All of these issues cause me quite a bit of drama, anger,resentment and pain. Not too mention guilt-i actually feel guilty for hating my brother in law, but I can not stop being angry-he pushes way too may of my buttons. I also feel guilty because sometimes i just wish my mother in law would move out or drop dead-i really do care for her-but she stresses me out so much. Everyday, everything is pure stupid drama with her, she gets off on mind games. She is also a pathological-or maybe just addicted to : Lying. She is constantly making stuff up, changing the facts, she lies constantly. It is kinda twisted.
So getting a job, would be very awesome on so many levels-especially to get out of this house for a bit. His mom is here all day everyday in between multiple dr visits and his oldest bro and wife come over almost every day-if not every i would say 5 days out of 7. They stay anywhere from 20 min to 4 or 5 hours.
I wish I could stop resenting them and let past grudges go…but its very tough at this point.It sure as heck, does not help my own mood-disorder much. I long for the day when it is finally just me and Husband. He and I rarely fight, are generally very happy together and enjoy each others company very much.
It disturbs me as a trained art therapist, how very little empathy I have towards this person. I should pity him, to be so strung out and such-maybe I would if he ever admitted he’s got a drug problem. Or even if he ever apologized, for his past misdeeds. Instead-he feels entitled, to do as he pleases, never caring about the feelings or property of others. He broke a lamp of mine two weeks ago-just because he needed spare “parts” for a so-called “job”. Not only did he ask nobody’s permission, he said nothing at all. we discovered it after the fact.
It just makes me really really angry. I studied about Family Art Therapy and Family systems. We covered addictions. I even took a course entitled Drugs and behaviors in society.

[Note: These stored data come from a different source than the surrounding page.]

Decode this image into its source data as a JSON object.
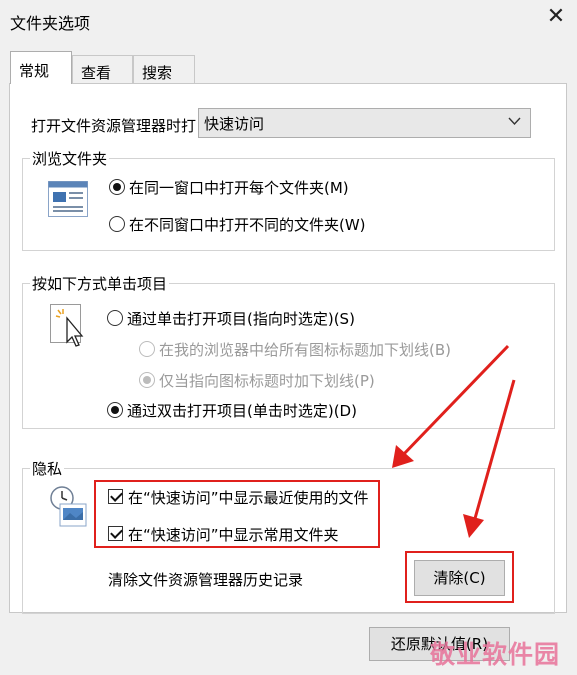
{
  "window": {
    "title": "文件夹选项",
    "close_glyph": "✕"
  },
  "tabs": [
    {
      "label": "常规",
      "active": true
    },
    {
      "label": "查看",
      "active": false
    },
    {
      "label": "搜索",
      "active": false
    }
  ],
  "open_explorer": {
    "label": "打开文件资源管理器时打",
    "value": "快速访问"
  },
  "browse_group": {
    "title": "浏览文件夹",
    "options": [
      {
        "label": "在同一窗口中打开每个文件夹(M)",
        "checked": true
      },
      {
        "label": "在不同窗口中打开不同的文件夹(W)",
        "checked": false
      }
    ]
  },
  "click_group": {
    "title": "按如下方式单击项目",
    "single_click": {
      "label": "通过单击打开项目(指向时选定)(S)",
      "checked": false
    },
    "underline_all": {
      "label": "在我的浏览器中给所有图标标题加下划线(B)",
      "checked": false,
      "disabled": true
    },
    "underline_point": {
      "label": "仅当指向图标标题时加下划线(P)",
      "checked": true,
      "disabled": true
    },
    "double_click": {
      "label": "通过双击打开项目(单击时选定)(D)",
      "checked": true
    }
  },
  "privacy_group": {
    "title": "隐私",
    "recent_files": {
      "label": "在“快速访问”中显示最近使用的文件",
      "checked": true
    },
    "frequent_folders": {
      "label": "在“快速访问”中显示常用文件夹",
      "checked": true
    },
    "clear_history_label": "清除文件资源管理器历史记录",
    "clear_button": "清除(C)"
  },
  "restore_defaults_button": "还原默认值(R)",
  "watermark": "敬业软件园",
  "colors": {
    "annotation_red": "#e0201c",
    "watermark": "#e8739a"
  }
}
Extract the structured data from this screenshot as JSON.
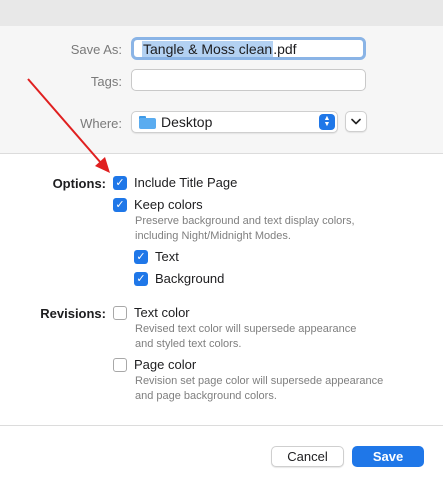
{
  "form": {
    "save_as_label": "Save As:",
    "filename_selected": "Tangle & Moss clean",
    "filename_ext": ".pdf",
    "tags_label": "Tags:",
    "tags_value": "",
    "where_label": "Where:",
    "where_value": "Desktop"
  },
  "options": {
    "label": "Options:",
    "include_title_page": {
      "label": "Include Title Page",
      "checked": true
    },
    "keep_colors": {
      "label": "Keep colors",
      "checked": true,
      "desc_line1": "Preserve background and text display colors,",
      "desc_line2": "including Night/Midnight Modes."
    },
    "text": {
      "label": "Text",
      "checked": true
    },
    "background": {
      "label": "Background",
      "checked": true
    }
  },
  "revisions": {
    "label": "Revisions:",
    "text_color": {
      "label": "Text color",
      "checked": false,
      "desc_line1": "Revised text color will supersede appearance",
      "desc_line2": "and styled text colors."
    },
    "page_color": {
      "label": "Page color",
      "checked": false,
      "desc_line1": "Revision set page color will supersede appearance",
      "desc_line2": "and page background colors."
    }
  },
  "buttons": {
    "cancel": "Cancel",
    "save": "Save"
  },
  "icons": {
    "where": "folder-icon",
    "stepper": "chevron-up-down-icon",
    "expand": "chevron-down-icon",
    "check": "checkmark-icon"
  },
  "colors": {
    "accent": "#1f77e8",
    "annotation_arrow": "#e02020"
  }
}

Many years I would attend 12 step meetings on and off-the people i met there-i respect way more than my brother in law-at least they admit they have an addiction or problem. He takes no responsibility for himself, his actions or illness. He is just going to keep going, to get “high” on as many prescription drugs as possible-he doctor shops-we believe he even buys them off the street when he runs out-because he takes way more then prescribed.

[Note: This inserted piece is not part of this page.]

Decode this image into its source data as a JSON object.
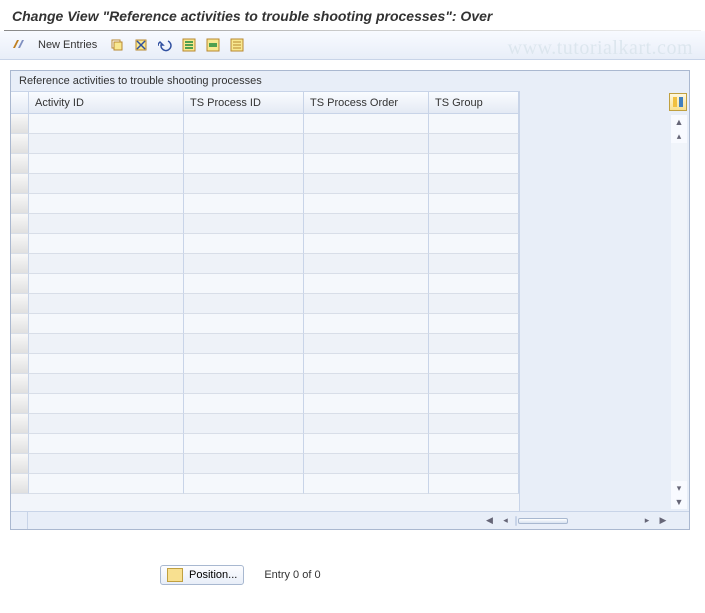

This man is not going to stop until he kills himself. He has 3 children from his first marriage-they are my nieces and a nephew. His eldest daughter has married and now he has a 3 yr old granddaughter. I care about these people. And it will hurt them if and when he ever OD’s but nobody will be surprised. This has been going on so long, the only person who also refuses to see his issues-is his mom who enables him.
There is nothing I can do to stop/alter or control this person.It’s out of our hands. We suspect that the wife does drugs too.
I really try to understand-but it baffles me , how much the addiction has ruined his entire personality. I met him right at the start of the issue, I tried to get him to join NA. He refused. He thought he knew better. He has been a tornado headed for destruction ever since-everything in his path-total chaos.
I do not feel like a bad person or even highly judgmental.However this current state of affairs really burns me up. It brings out my inner bitch demon and i do not like it. People always compare substance abuse and addiction to being an illness. For some that may in fact be true. But for others I believe that there is a level of personal choice involved. I guess that is what pisses me off the most.How selfish, greedy and narcissistic it all seems…..just for a “high” or “buzz” or “escape.” I do not understand why your life could be so terrible you must be ‘high’ at all times….i just do not get it.